Another complexity that is likely to be encountered if there are specialty connectors involved are implicit deletions. This occurs when elements are removed as a side-effect of what is in the ProvisioningProject, rather than because it was explicitly deleted. The best way to handle this is to allow role and entitlement expansion to handle it automatically. If that isn’t possible, then these items must be handled on a cases-by-case basis by having the workflow or supporting script recognize the condition and then add the element explicitly to the reversal plan.

Lossy  Modifications

Another circumstance likely to be encountered is that the termination project made a lossy modification. Typically, this entails changing an attribute’s value. For example, one might see a “status” attribute changed to “TERMINATED”.

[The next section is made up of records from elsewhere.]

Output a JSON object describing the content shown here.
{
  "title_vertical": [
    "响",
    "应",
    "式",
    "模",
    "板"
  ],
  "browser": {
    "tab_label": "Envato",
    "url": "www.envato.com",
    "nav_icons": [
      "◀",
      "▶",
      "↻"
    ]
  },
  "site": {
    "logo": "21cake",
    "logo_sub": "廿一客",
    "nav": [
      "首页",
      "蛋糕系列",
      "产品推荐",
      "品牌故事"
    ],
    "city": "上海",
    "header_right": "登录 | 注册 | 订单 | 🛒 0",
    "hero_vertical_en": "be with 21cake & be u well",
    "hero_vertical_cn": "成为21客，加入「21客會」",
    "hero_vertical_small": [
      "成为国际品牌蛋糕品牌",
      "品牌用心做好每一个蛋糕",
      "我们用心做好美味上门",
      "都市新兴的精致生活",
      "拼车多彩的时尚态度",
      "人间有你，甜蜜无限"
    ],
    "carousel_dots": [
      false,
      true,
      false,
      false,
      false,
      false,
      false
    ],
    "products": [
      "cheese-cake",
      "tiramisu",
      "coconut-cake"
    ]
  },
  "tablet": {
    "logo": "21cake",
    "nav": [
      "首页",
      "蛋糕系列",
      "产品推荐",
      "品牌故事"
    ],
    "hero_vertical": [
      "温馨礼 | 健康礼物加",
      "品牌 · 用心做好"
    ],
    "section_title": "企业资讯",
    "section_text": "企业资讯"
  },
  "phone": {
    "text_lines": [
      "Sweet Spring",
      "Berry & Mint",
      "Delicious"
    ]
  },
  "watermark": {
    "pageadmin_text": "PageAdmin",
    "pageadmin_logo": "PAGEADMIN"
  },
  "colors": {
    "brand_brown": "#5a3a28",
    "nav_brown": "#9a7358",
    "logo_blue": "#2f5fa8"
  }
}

This can cause an issue if the attribute can have more than two possible values, because the previous value isn’t a part of the ProvisioningProject. When this happens, one of several approaches can be used to address it. The easiest answer is to set the attribute to a standard default value. This may not be viable if the prior value is really important to a proper continued functioning. Another option may be to record the prior value in the IdentityRequest someplace during termination, and then look it up when building the reversal plan. In some installations where field value rule libraries are being used, entitlement expansion may provide an adequate solution if the field value rule can correctly compute the value.

Conclusion

The ability to reverse a termination made by mistake is an achievable feature. The basic idea is rather straight forward to implement, but can become involved as various complexities are encountered along the way. In the majority of the cases, a viable solution suggests itself and can be implemented, and this article addresses some of these.

Expect to spend more time in testing and identifying these complexities than in the actual design and coding of the solution. The amount of time spent in the testing cycle predictably increases with the greater variety in your system. If your implementation has a half dozen or more application or identity types, expect more time testing and identifying complexities than if it had only one or two.